In October of 1945, an article titled "Extra-Terrestrial Relays — Can Rocket Stations Give Worldwide Radio Coverage?" was published in Wireless World magazine, in which world-renowned science fiction author Arthur C. Clarke discussed the idea that, in the near future, artificial satellites placed in a geostationary orbit (now sometimes known as a "Clarke Orbit") could be used as repeaters to relay radio signals.
Eleven years later, Clarke wrote the following letter to Andrew G. Haley. In it, he mentions the aforementioned article and then expands on his earlier writings by correctly predicting the future development of both satellite television and GPS.
(Source: Res Communis; Image: Arthur C. Clarke on the set of 2001, via.)
Odd that we should have crossed in the post!
I am afraid that I am too much out of touch with current communication theory and technique to provide much of value for you. (In any event, all my war-time experience was in radar, not radio.)

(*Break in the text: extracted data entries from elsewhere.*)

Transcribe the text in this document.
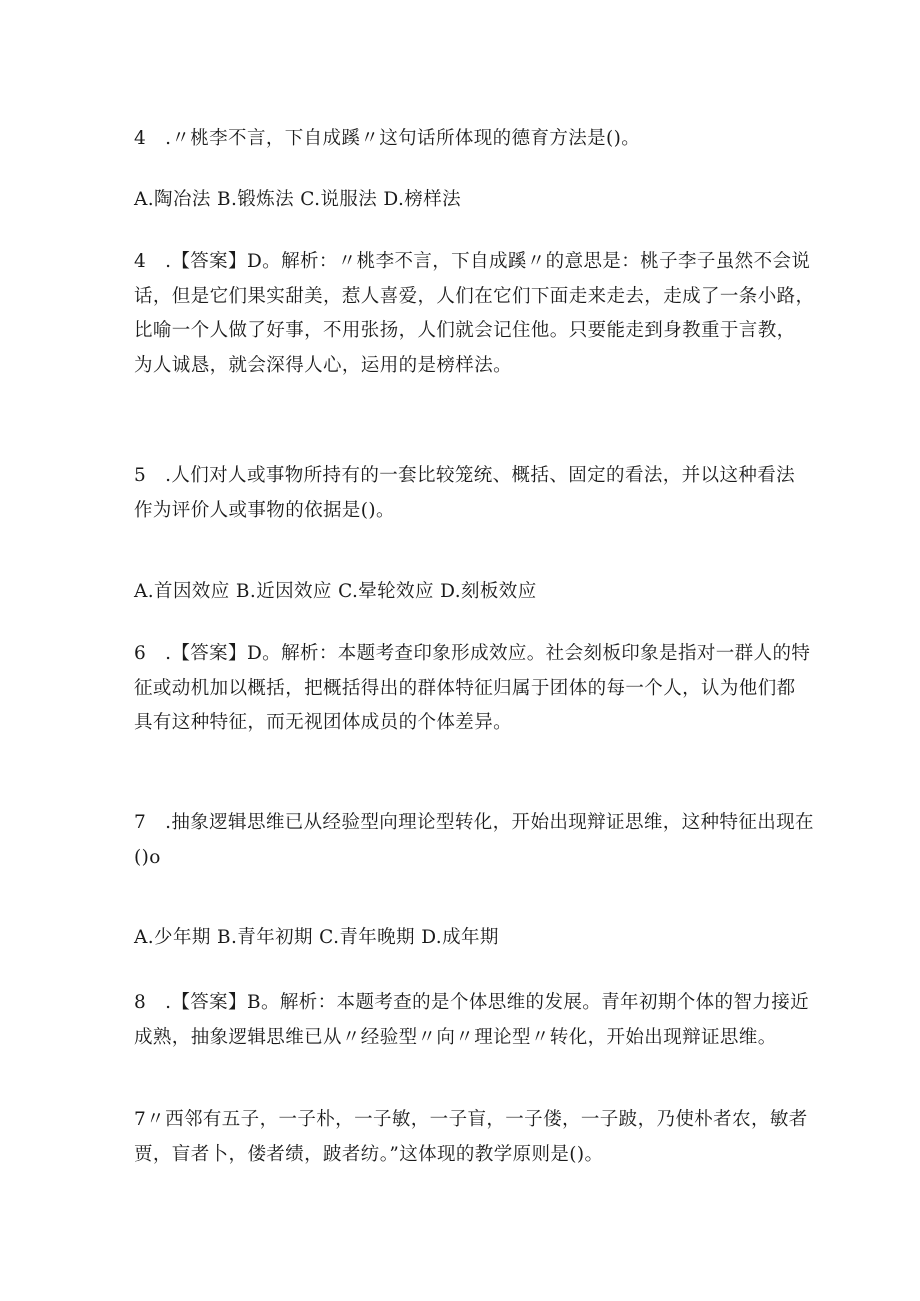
4　.〃桃李不言，下自成蹊〃这句话所体现的德育方法是()。

A.陶冶法 B.锻炼法 C.说服法 D.榜样法

4　.【答案】D。解析：〃桃李不言，下自成蹊〃的意思是：桃子李子虽然不会说
话，但是它们果实甜美，惹人喜爱，人们在它们下面走来走去，走成了一条小路，
比喻一个人做了好事，不用张扬，人们就会记住他。只要能走到身教重于言教，
为人诚恳，就会深得人心，运用的是榜样法。

5　.人们对人或事物所持有的一套比较笼统、概括、固定的看法，并以这种看法
作为评价人或事物的依据是()。

A.首因效应 B.近因效应 C.晕轮效应 D.刻板效应

6　.【答案】D。解析：本题考查印象形成效应。社会刻板印象是指对一群人的特
征或动机加以概括，把概括得出的群体特征归属于团体的每一个人，认为他们都
具有这种特征，而无视团体成员的个体差异。

7　.抽象逻辑思维已从经验型向理论型转化，开始出现辩证思维，这种特征出现在
()o

A.少年期 B.青年初期 C.青年晚期 D.成年期

8　.【答案】B。解析：本题考查的是个体思维的发展。青年初期个体的智力接近
成熟，抽象逻辑思维已从〃经验型〃向〃理论型〃转化，开始出现辩证思维。

7〃西邻有五子，一子朴，一子敏，一子盲，一子偻，一子跛，乃使朴者农，敏者
贾，盲者卜，偻者绩，跛者纺。”这体现的教学原则是()。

As you may know, my main interest in this subject is in the use of satellite relays, which I think may revolutionise the pattern of world communications. To the best of my knowledge, I was the first to suggest this possibility (see "Extraterrestrial Relays", Wireless World, October 45). By another odd coincidence I've just sent my agent an article on these lines, entitled "The Billion Dollar Moon", giving my latest view on this subject. My general conclusions are that perhaps in 30 years the orbital relay system may take over all the functions of existing surface networks and provide others quite impossible today. For example, the three stations in the 24-hour orbit could provide not only an interference and censorship-free global TV service for the same power as a single modern transmitter, but could also make possible a position-finding grid whereby anyone on earth could locate himself by means of a couple of dials on an instrument about the size of a watch. (A development of Decca and transistorisation.) It might even make possible world-wide person-to-person radio with automatic dialling. Thus no-one on the planet need ever get lost or become out of touch with the community, unless he wanted to be. I'm still thinking about the social consequences of this!
But as for details of frequencies and powers, I'll have to leave that to the experts to work out; I'll get on with my science fiction and wait to say "I told you so!"
Arthur C Clarke
P.S. Any chance of seeing you in London? I leave for N.Y. on 28 August.